Extrait : préface de Colette Godard -"Traces incertaines"

Éditions Les Solitaires Intempestifs (2002)

Quand Jean-Luc Lagarce a monté La Cantatrice chauve, il s’est amusé à pousser Ionesco dans ses retranchements, à le mener à l’extrême de l’absurde et du non-sens, et il y est arrivé. Créé à Montbéliard, le spectacle a pu être présenté dans de grands théâtres, sur de vastes scènes, à des années-lumière de ce qui se fait depuis quelques vingt mille représentations – depuis 1957 sans interruption – à la mini salle de la Huchette.

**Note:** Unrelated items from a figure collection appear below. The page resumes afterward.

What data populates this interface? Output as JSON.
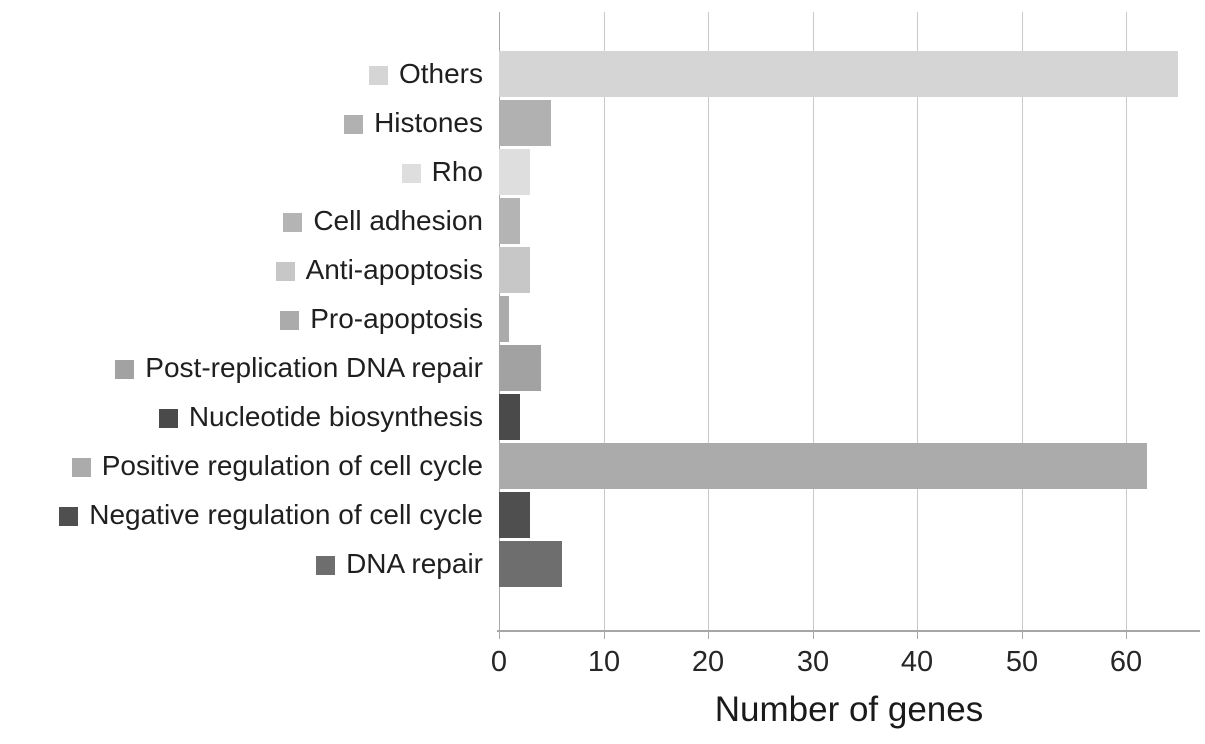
{
  "chart_data": {
    "type": "bar",
    "orientation": "horizontal",
    "categories": [
      "Others",
      "Histones",
      "Rho",
      "Cell adhesion",
      "Anti-apoptosis",
      "Pro-apoptosis",
      "Post-replication DNA repair",
      "Nucleotide biosynthesis",
      "Positive regulation of cell cycle",
      "Negative regulation of cell cycle",
      "DNA repair"
    ],
    "values": [
      65,
      5,
      3,
      2,
      3,
      1,
      4,
      2,
      62,
      3,
      6
    ],
    "bar_colors": [
      "#d5d5d5",
      "#b1b1b1",
      "#dedede",
      "#b4b4b4",
      "#c7c7c7",
      "#ababab",
      "#a2a2a2",
      "#4a4a4a",
      "#ababab",
      "#4f4f4f",
      "#6e6e6e"
    ],
    "xlabel": "Number of genes",
    "x_ticks": [
      0,
      10,
      20,
      30,
      40,
      50,
      60
    ],
    "xlim": [
      0,
      66.5
    ],
    "grid": "vertical-major",
    "legend_style": "inline-swatch-per-category",
    "background": "#ffffff",
    "grid_color": "#c9c9c9",
    "axis_color": "#a6a6a6",
    "text_color": "#1f1f1f"
  }
}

Dans des couleurs chromo mais ravissantes, avec jardin et cottage tout juste arrachés au couvercle d’une boîte de bonbons anglais, La Cantatrice de Lagarce devenait une époustouflante folie, avec un tourbillon de cinglés courant après leurs marques comme s’ils s’étaient trompés de plateau, mais ne craquant pas au contraire, se faisant un devoir d’assumer avec une sorte de naturel la situation. Quelque chose – la délicatesse en plus – entre les Monty Python de La Vie de Brian et le Peter Greenaway de Meurtre dans un jardin anglais, plus un zeste des feuilletonesques Atrides américains, genre Dallas et Dynasty fort à la mode en ces années-là, aussi médiatisées que la real télévision de notre XXIe siècle. Populaires, donc.
Et le plus étrange, le plus séduisant était peut-être cette sensibilité nostalgique sous-jacente, quelque chose comme un regret fugace qui, par instant, le temps d’un éclair, d’un souffle, traversait le spectacle, interrompait le rire, laissait un écho d’inquiétude, rapidement évacué. Mais qui, insensiblement, s’était ancré dans la tête, dans le cœur.